Sortir des poches locales

Des fonctions élaborées de plusieurs variables à optimiser peuvent en effet présenter toute une collection d’optima locaux. Lors de la mise en œuvre d’une méthode de calcul approché, comment éviter de se laisser enfermer dans l’une de ces poches locales et de « passer à côté » de l’optimum véritable recherché ? La méthode qui a été développée par trois ingénieurs d’IBM, Scott Kirkpatrick (né en 1941), Charles Daniel Gelatt Jr. (né en 1947) et Mario Pietro Vecchi (né en 1948), dans le cadre de leurs recherches sur les circuits intégrés, fut publiée dans la revue Science en 1983. Elle s’inspire directement de méthodes utilisées en métallurgie, tout en mettant en application une procédure algorithmique déjà existante et publiée en 1949 par Nicholas Metropolis.
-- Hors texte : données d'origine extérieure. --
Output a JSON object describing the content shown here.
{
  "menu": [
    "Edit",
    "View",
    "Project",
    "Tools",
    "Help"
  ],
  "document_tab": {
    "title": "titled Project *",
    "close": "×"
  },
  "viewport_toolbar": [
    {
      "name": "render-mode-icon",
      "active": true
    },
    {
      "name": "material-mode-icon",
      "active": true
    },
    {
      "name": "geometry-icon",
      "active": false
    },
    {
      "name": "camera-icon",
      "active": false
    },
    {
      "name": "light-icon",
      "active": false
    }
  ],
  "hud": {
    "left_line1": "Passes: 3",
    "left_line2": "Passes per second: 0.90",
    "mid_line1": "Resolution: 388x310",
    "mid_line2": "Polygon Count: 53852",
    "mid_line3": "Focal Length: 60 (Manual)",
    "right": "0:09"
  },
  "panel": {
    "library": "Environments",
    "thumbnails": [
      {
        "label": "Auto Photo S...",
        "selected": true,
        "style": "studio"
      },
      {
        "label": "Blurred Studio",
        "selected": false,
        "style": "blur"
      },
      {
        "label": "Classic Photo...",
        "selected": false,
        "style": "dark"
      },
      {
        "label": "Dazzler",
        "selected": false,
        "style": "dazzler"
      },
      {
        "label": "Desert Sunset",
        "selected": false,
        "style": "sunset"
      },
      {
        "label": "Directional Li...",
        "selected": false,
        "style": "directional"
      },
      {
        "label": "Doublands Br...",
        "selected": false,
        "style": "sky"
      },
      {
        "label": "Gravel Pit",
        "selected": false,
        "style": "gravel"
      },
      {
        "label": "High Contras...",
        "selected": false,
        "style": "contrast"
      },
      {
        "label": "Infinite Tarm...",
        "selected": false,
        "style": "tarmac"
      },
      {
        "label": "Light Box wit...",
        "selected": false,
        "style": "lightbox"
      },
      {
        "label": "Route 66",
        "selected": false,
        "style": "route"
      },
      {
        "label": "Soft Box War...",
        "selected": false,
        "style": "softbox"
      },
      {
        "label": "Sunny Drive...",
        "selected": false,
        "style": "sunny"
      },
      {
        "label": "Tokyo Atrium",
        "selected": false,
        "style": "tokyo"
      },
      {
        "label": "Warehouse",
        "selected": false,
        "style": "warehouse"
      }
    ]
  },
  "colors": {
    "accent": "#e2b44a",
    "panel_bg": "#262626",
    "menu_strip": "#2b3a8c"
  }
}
Cette méthode algorithmique sera améliorée par son créateur en 1953, avant d’être généralisée en 1970 par le statisticien canadien Wilfred Keith Hastings (1930–2016).

Dans le cadre métallurgique, ce que l’on nomme recuit d’une pièce métallique consiste en un procédé de chauffage se traduisant d’abord par un maintien à température élevée, suivi d’un refroidissement contrôlé permettant la modification des caractéristiques du métal. On alterne des cycles de réchauffage (ou de recuit, annealing en anglais, de to anneal, « recuire ») et de refroidissement lent. Lorsque le métal est chauffé, l’énergie qui lui est fournie permet aux molécules qui le constituent de briser certaines de leurs liaisons, rendant aux atomes ainsi formés une certaine mobilité. Lorsque le métal refroidit, cette mobilité diminue et de nouvelles liaisons vont se former.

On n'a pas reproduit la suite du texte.